To provide the nearly 500 watts of
electricity to power its many instruments,
Juno will use three solar panels that will
convert sunlight directly into electricity.
Solar panels, consisting of
hundreds of individual solar cells, are one
of the most reliable energy technologies
of the Space Age. They have been used
on satellites and spacecraft since the late-
1950s. Because of the damaging radiation
from Jupiter, Juno’s solar cells are much
more durable than the solar cells you can
buy at your local hardware store.
Problem 1 – The spacecraft has three rectangular solar panels. Two of the
panels have dimensions 2.7meters x 8.9 meters, and the third panel has a size
of 2.1 meters x 8.9 meters. What is the total area of the solar panels in A)

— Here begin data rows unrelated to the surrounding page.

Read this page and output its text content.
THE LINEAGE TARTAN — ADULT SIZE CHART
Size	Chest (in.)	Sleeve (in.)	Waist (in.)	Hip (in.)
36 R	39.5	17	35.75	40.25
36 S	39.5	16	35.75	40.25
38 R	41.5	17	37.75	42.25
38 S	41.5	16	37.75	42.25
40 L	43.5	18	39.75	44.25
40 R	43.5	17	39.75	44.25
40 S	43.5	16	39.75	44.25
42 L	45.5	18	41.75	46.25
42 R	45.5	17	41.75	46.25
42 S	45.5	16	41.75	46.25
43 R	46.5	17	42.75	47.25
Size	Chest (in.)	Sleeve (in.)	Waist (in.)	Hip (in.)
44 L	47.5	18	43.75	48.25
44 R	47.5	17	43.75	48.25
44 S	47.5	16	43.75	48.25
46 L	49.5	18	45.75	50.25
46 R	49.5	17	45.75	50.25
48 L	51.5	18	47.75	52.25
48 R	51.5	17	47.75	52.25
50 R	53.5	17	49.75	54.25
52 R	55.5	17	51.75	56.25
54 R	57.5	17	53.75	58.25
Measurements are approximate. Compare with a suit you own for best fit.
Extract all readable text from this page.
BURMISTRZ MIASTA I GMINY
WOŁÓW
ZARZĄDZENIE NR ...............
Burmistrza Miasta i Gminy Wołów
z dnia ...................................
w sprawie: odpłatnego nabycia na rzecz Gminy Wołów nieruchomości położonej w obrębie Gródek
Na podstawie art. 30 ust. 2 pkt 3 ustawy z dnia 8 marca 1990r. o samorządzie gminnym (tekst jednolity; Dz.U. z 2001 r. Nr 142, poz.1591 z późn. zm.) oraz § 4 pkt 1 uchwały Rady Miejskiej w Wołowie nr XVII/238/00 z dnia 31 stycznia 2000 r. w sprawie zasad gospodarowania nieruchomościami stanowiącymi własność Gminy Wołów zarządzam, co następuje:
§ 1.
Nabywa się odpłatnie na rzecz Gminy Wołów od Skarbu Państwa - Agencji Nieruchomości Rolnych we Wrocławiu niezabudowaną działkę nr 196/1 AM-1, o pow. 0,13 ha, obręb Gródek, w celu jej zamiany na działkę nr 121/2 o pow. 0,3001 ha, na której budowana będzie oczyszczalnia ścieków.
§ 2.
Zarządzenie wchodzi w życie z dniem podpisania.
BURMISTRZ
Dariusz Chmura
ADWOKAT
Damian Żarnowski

square-meters?, B) Square-centimeters?
Problem 2 – Near Earth’s orbit, at a distance of 150 million km from the sun, a
square-centimeter of solar cells generates 0.019 watts of electrical power. To
the nearest watt, what is the total electrical power that these panels will
generate near Earth’s orbit?
Problem 3 – The planet Jupiter is located 5.2 times farther from the sun than
Earth. Use the Inverse-square Law to A) calculate the percentage of sunlight
reaching Jupiter compared to Earth’s orbit and B) The amount of electrical
power that the solar panels will generate at the orbit of Jupiter.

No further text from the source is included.